Padova. È stata la seconda sezione della Cassazione penale, presieduta dal giudice Piercamillo Davigo, a dichiarare inammissibili per rinuncia rituale i ricorsi presentati dall’imprenditore Antonio Carraro, dalla consorte Luciana Franceschi e dalla figlia Barbara Carraro, contro l’ordinanza di sequestro preventivo del Tribunale di Padova richiesto dall’armatore Giovanni Visentini. La sentenza è stata emessa lo scorso 4 ottobre.
Barbara Carraro è assistita dall’avvocato Bruno Barel dello studio legale Barel Malvestio e Associati.
Antonio Carraro e Luciana Franceschi sono assistiti dall’avvocato padovano Niccolò Ghedini.
Giovanni Visentini è assistito dall’avvocato Gian Piero Biancolella.
Era stato l’armatore polesano Giovanni Visentini a presentare contro i ricorrenti una denuncia per truffa e falso alla procura della repubblica di Padova, in seguito alla quale erano stati sequestrati alla famiglia Carraro conti correnti e dossier titoli per oltre 4 milioni di euro: l’equivalente del prezzo di acquisto di Palazzo Rampinelli Lanfranchi di Venezia, venduto dai Carraro a Visentini nei primi mesi del 2017.
I venditori – si legge nell’ordinanza di sequestro del Tribunale di Padova – avevano venduto al “sig. Visentini, un immobile, artatamente tacendo al compratore la circostanza che lo stesso non fosse in regola con la normativa edilizia ed urbanistica.”

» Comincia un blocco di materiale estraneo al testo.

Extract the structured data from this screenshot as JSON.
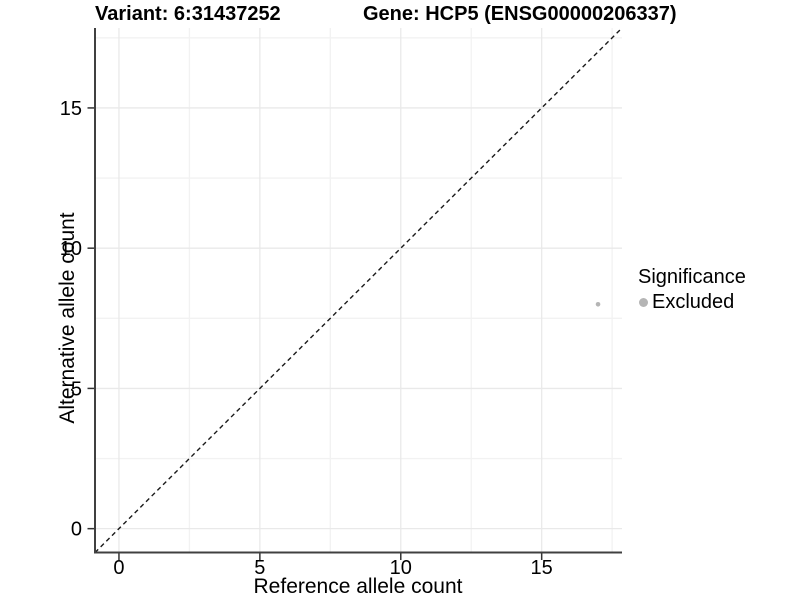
{
  "header": {
    "variant_label": "Variant: 6:31437252",
    "gene_label": "Gene: HCP5 (ENSG00000206337)"
  },
  "axes": {
    "x_label": "Reference allele count",
    "y_label": "Alternative allele count"
  },
  "legend": {
    "title": "Significance",
    "items": [
      {
        "label": "Excluded",
        "color": "#b5b5b5"
      }
    ]
  },
  "colors": {
    "background": "#ffffff",
    "point": "#b5b5b5",
    "axis_line": "#404040",
    "tick_mark": "#333333",
    "grid_major": "#e9e9e9",
    "grid_minor": "#f2f2f2",
    "identity_line": "#1a1a1a",
    "text": "#000000"
  },
  "chart_data": {
    "type": "scatter",
    "title": "Variant: 6:31437252 | Gene: HCP5 (ENSG00000206337)",
    "xlabel": "Reference allele count",
    "ylabel": "Alternative allele count",
    "xlim": [
      -0.85,
      17.85
    ],
    "ylim": [
      -0.85,
      17.85
    ],
    "x_ticks": [
      0,
      5,
      10,
      15
    ],
    "y_ticks": [
      0,
      5,
      10,
      15
    ],
    "minor_ticks": [
      2.5,
      7.5,
      12.5,
      17.5
    ],
    "grid": true,
    "legend_position": "right",
    "series": [
      {
        "name": "Excluded",
        "color": "#b5b5b5",
        "point_radius": 2.3,
        "points": [
          {
            "x": 17,
            "y": 8
          }
        ]
      }
    ],
    "reference_line": {
      "equation": "y = x",
      "style": "dashed",
      "color": "#1a1a1a"
    }
  }
}
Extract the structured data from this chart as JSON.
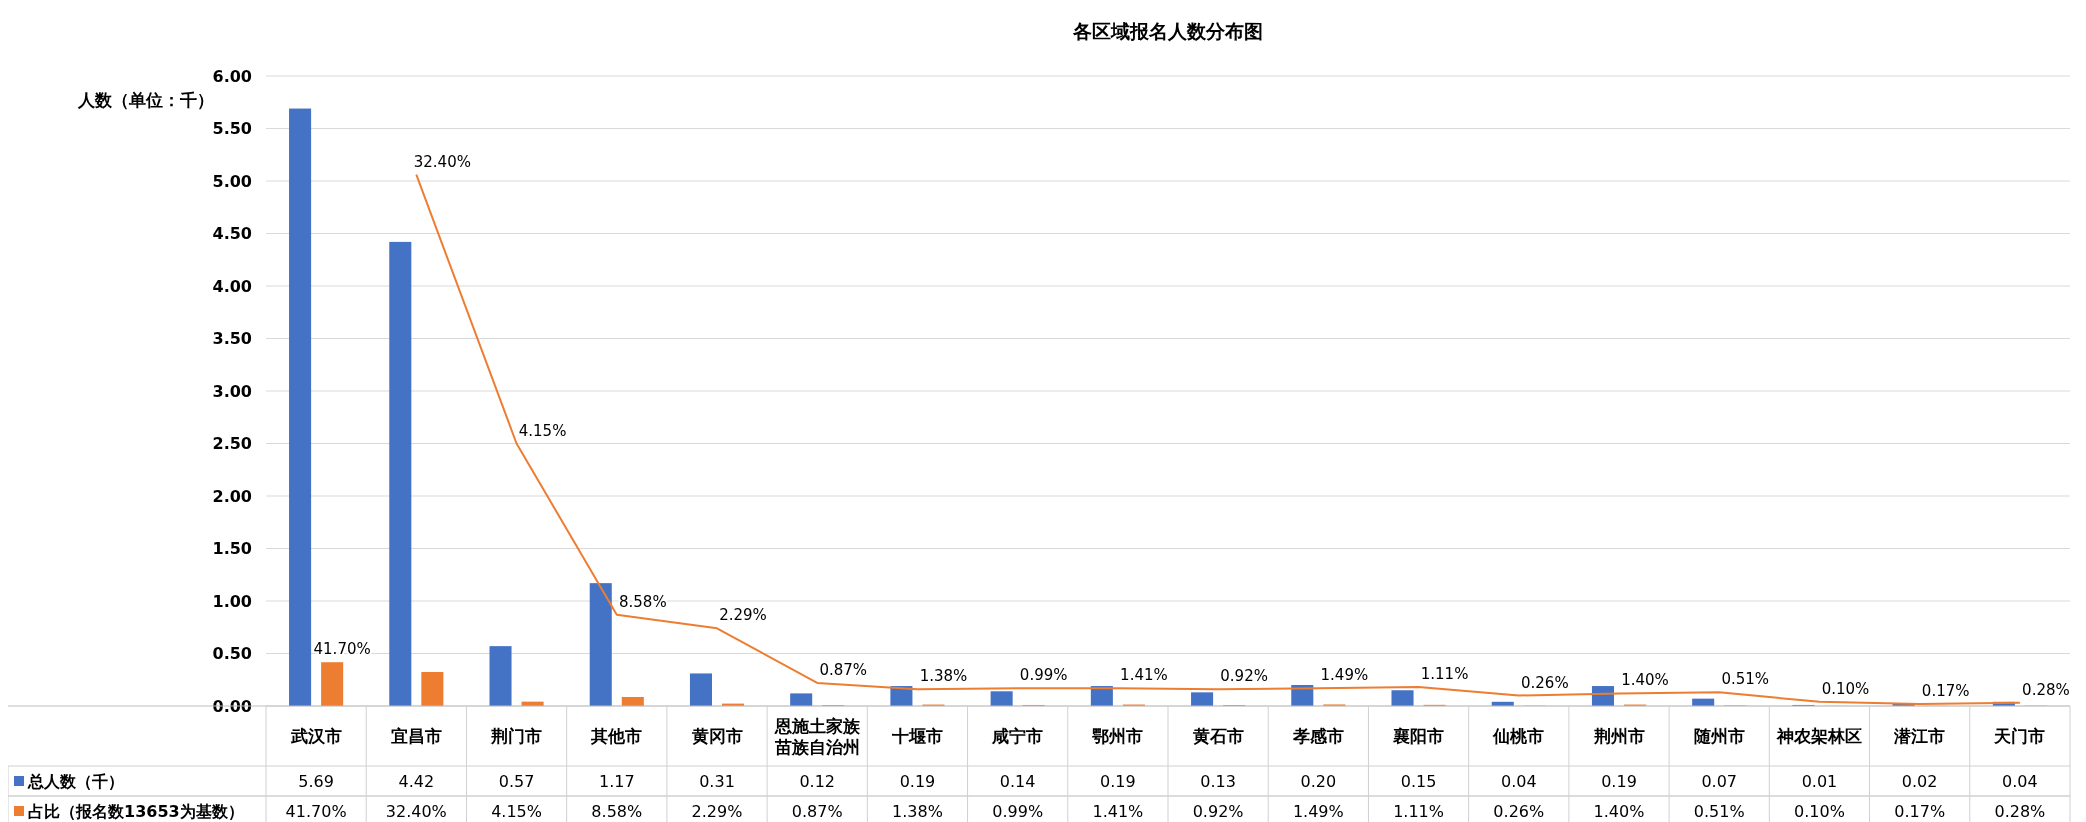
{
  "chart_data": {
    "type": "bar",
    "title": "各区域报名人数分布图",
    "ylabel": "人数（单位：千）",
    "categories": [
      "武汉市",
      "宜昌市",
      "荆门市",
      "其他市",
      "黄冈市",
      "恩施土家族苗族自治州",
      "十堰市",
      "咸宁市",
      "鄂州市",
      "黄石市",
      "孝感市",
      "襄阳市",
      "仙桃市",
      "荆州市",
      "随州市",
      "神农架林区",
      "潜江市",
      "天门市"
    ],
    "series": [
      {
        "name": "总人数（千）",
        "color": "#4472c4",
        "values": [
          5.69,
          4.42,
          0.57,
          1.17,
          0.31,
          0.12,
          0.19,
          0.14,
          0.19,
          0.13,
          0.2,
          0.15,
          0.04,
          0.19,
          0.07,
          0.01,
          0.02,
          0.04
        ],
        "value_labels": [
          "5.69",
          "4.42",
          "0.57",
          "1.17",
          "0.31",
          "0.12",
          "0.19",
          "0.14",
          "0.19",
          "0.13",
          "0.20",
          "0.15",
          "0.04",
          "0.19",
          "0.07",
          "0.01",
          "0.02",
          "0.04"
        ]
      },
      {
        "name": "占比（报名数13653为基数）",
        "color": "#ed7d31",
        "values": [
          0.417,
          0.324,
          0.0415,
          0.0858,
          0.0229,
          0.0087,
          0.0138,
          0.0099,
          0.0141,
          0.0092,
          0.0149,
          0.0111,
          0.0026,
          0.014,
          0.0051,
          0.001,
          0.0017,
          0.0028
        ],
        "value_labels": [
          "41.70%",
          "32.40%",
          "4.15%",
          "8.58%",
          "2.29%",
          "0.87%",
          "1.38%",
          "0.99%",
          "1.41%",
          "0.92%",
          "1.49%",
          "1.11%",
          "0.26%",
          "1.40%",
          "0.51%",
          "0.10%",
          "0.17%",
          "0.28%"
        ]
      },
      {
        "type": "line",
        "color": "#ed7d31",
        "values": [
          null,
          5.06,
          2.5,
          0.87,
          0.74,
          0.22,
          0.16,
          0.17,
          0.17,
          0.16,
          0.17,
          0.18,
          0.1,
          0.12,
          0.13,
          0.04,
          0.02,
          0.03
        ]
      }
    ],
    "ylim": [
      0,
      6
    ],
    "yticks": [
      {
        "value": 0,
        "label": "0.00"
      },
      {
        "value": 0.5,
        "label": "0.50"
      },
      {
        "value": 1,
        "label": "1.00"
      },
      {
        "value": 1.5,
        "label": "1.50"
      },
      {
        "value": 2,
        "label": "2.00"
      },
      {
        "value": 2.5,
        "label": "2.50"
      },
      {
        "value": 3,
        "label": "3.00"
      },
      {
        "value": 3.5,
        "label": "3.50"
      },
      {
        "value": 4,
        "label": "4.00"
      },
      {
        "value": 4.5,
        "label": "4.50"
      },
      {
        "value": 5,
        "label": "5.00"
      },
      {
        "value": 5.5,
        "label": "5.50"
      },
      {
        "value": 6,
        "label": "6.00"
      }
    ],
    "grid": "y",
    "legend": "bottom"
  }
}
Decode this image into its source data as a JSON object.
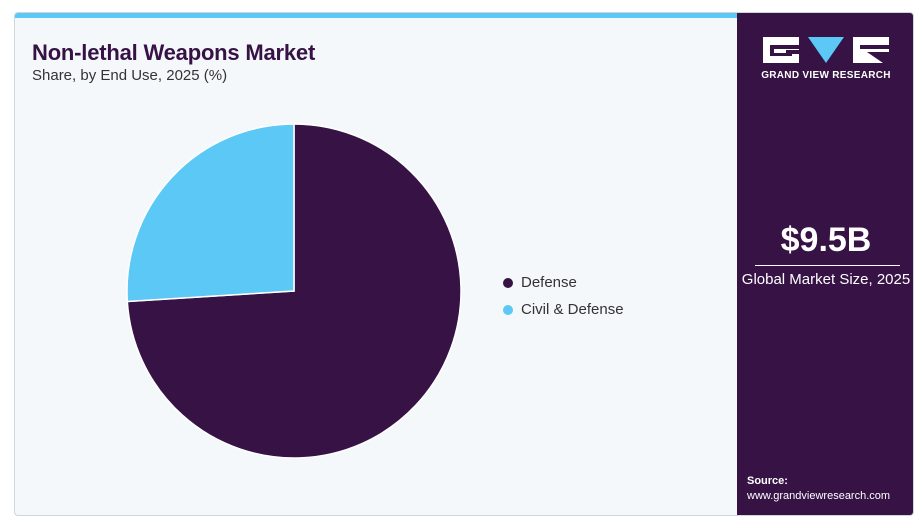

Secondo i Carraro, invece, nell’ordinanza di sequestro “il Tribunale aveva omesso di valutare la documentazione prodotta dalla quale emergeva in modo evidente sia l’insussistenza del fatto (ovvero dell’abuso edilizio denunciato) sia la mancanza di consapevolezza da parte dei ricorrenti di compiere false attestazioni al notaio, e conseguentemente, l’infondatezza del contestato reato di truffa contrattuale”.
In particolare la contestazione a carico di Barbara Carraro, delegata dalla famiglia alle trattative, “assume il difetto di dolo, non essendosi evidenziate le ragioni in base alle quali la Carraro e la madre sarebbero state consapevoli della contestata irregolarità degli interventi edilizi realizzati nel 1976. Di contro, l’aver allegato proprio la planimetria raffigurante i lavori realizzati costituiva espressione della più assoluta buona fede di tutti i soggetti coinvolti nella vicenda e riprova della convinzione dell’intervenuta sanatoria con riferimento all’istanza presentata oltre trent’anni addietro.”
Così la Suprema Corte ha dichiarato i ricorsi inammissibili per sopravvenuta rituale rinuncia: le famiglie Carraro e Visentini hanno trovato un accordo sul palazzo.